The Monetary Policy Committee (MPC) decided to maintain the
policy rate at 7 percent. The MPC noted that since the last meeting in September, the domestic recovery has gradually gained traction, in line with expectations for growth of slightly above 2 percent in FY21, and business sentiment has improved further. Nevertheless, there are risks to the outlook.
The recent rise in Covid cases in Pakistan and many other countries presents considerable downside risks. On the upside, while it could take some time to fully implement worldwide, there has been recent encouraging news on vaccine development.
On the inflation front, recent out-turns have been on the higher side, primarily due to increases in food prices. However, these supply-side pressures are likely to be temporary and average inflation is expected to fall within the previously announced range of 7-9 percent for FY21. Taken together, risks to the outlook for both growth and inflation appear balanced.
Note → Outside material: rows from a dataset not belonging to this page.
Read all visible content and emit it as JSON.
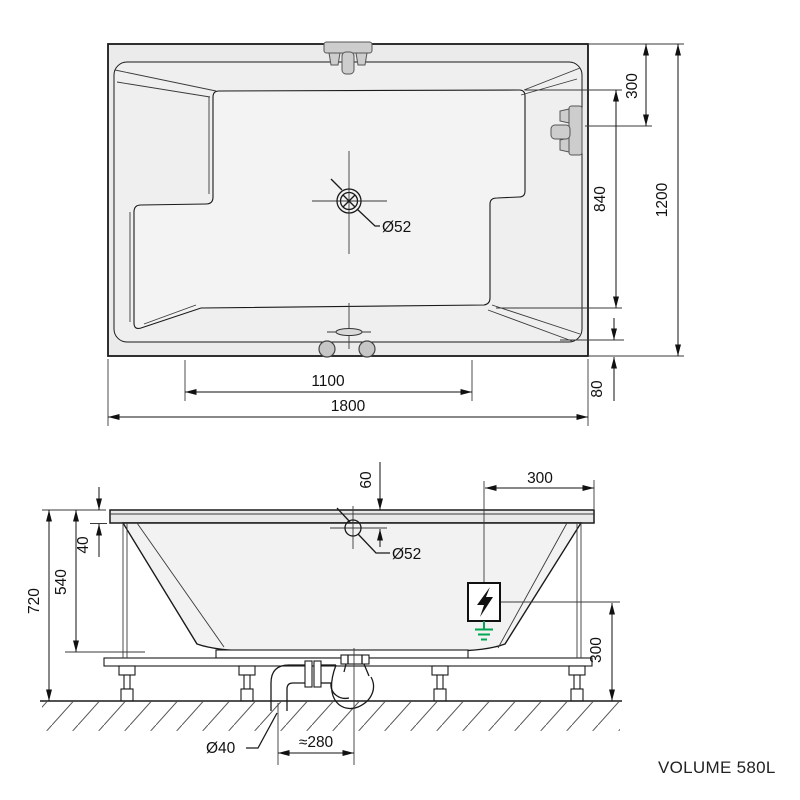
{
  "drawing": {
    "volume_label": "VOLUME 580L",
    "colors": {
      "line": "#1a1a1a",
      "tub_fill": "#ebebeb",
      "ground_green": "#00a651"
    },
    "top_view": {
      "drain_diameter": "Ø52",
      "dim_fixture_from_edge": "300",
      "dim_inner_width": "840",
      "dim_overall_width": "1200",
      "dim_edge_offset": "80",
      "dim_inner_length": "1100",
      "dim_overall_length": "1800"
    },
    "side_view": {
      "dim_overflow_from_rim": "60",
      "dim_electric_from_edge": "300",
      "dim_rim_thickness": "40",
      "dim_depth": "540",
      "dim_overall_height": "720",
      "dim_electric_height": "300",
      "overflow_diameter": "Ø52",
      "waste_diameter": "Ø40",
      "dim_waste_offset": "≈280"
    }
  }
}
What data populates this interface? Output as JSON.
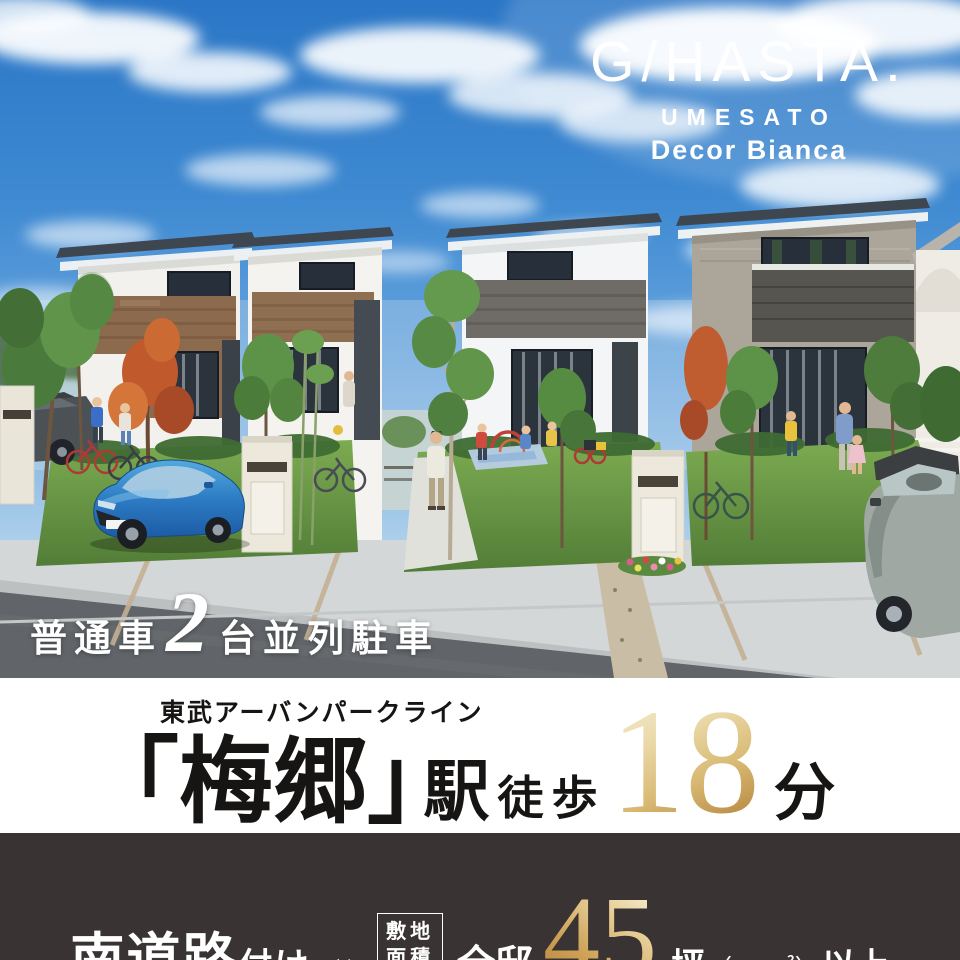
{
  "logo": {
    "brand": "G/HASTA.",
    "location": "UMESATO",
    "series": "Decor Bianca"
  },
  "parking": {
    "vehicle_type": "普通車",
    "count": "2",
    "label": "台並列駐車"
  },
  "station_access": {
    "rail_line": "東武アーバンパークライン",
    "bracket_open": "「",
    "station_name": "梅郷",
    "bracket_close": "」",
    "station_suffix": "駅",
    "walk_label": "徒歩",
    "walk_minutes": "18",
    "minutes_unit": "分"
  },
  "site_features": {
    "road_direction": "南道路",
    "road_suffix": "付け",
    "multiply_sign": "×",
    "site_area_label_line1": "敷地",
    "site_area_label_line2": "面積",
    "all_residences": "全邸",
    "area_tsubo": "45",
    "tsubo_unit": "坪",
    "area_note": "（150㎡）",
    "minimum_suffix": "以上"
  },
  "colors": {
    "sky_blue": "#2e7ccb",
    "accent_gold_dark": "#b3823c",
    "accent_gold_light": "#f5ecd3",
    "dark_band_bg": "#393433",
    "white_band_bg": "#ffffff",
    "text_white": "#ffffff",
    "text_black": "#171513"
  }
}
Given the broadly unchanged outlook for growth and inflation, the MPC viewed the existing stance of monetary policy as appropriate to support the nascent recovery while keeping inflation expectations wellanchored and maintaining financial stability. The MPC noted that the lagged effects of the significant fiscal, monetary and credit stimulus injected during the pandemic should continue to shore up growth in coming quarters
In reaching its decision, the MPC considered key trends and prospects in the real, external and fiscal sectors, and the resulting outlook for monetary conditions and inflation.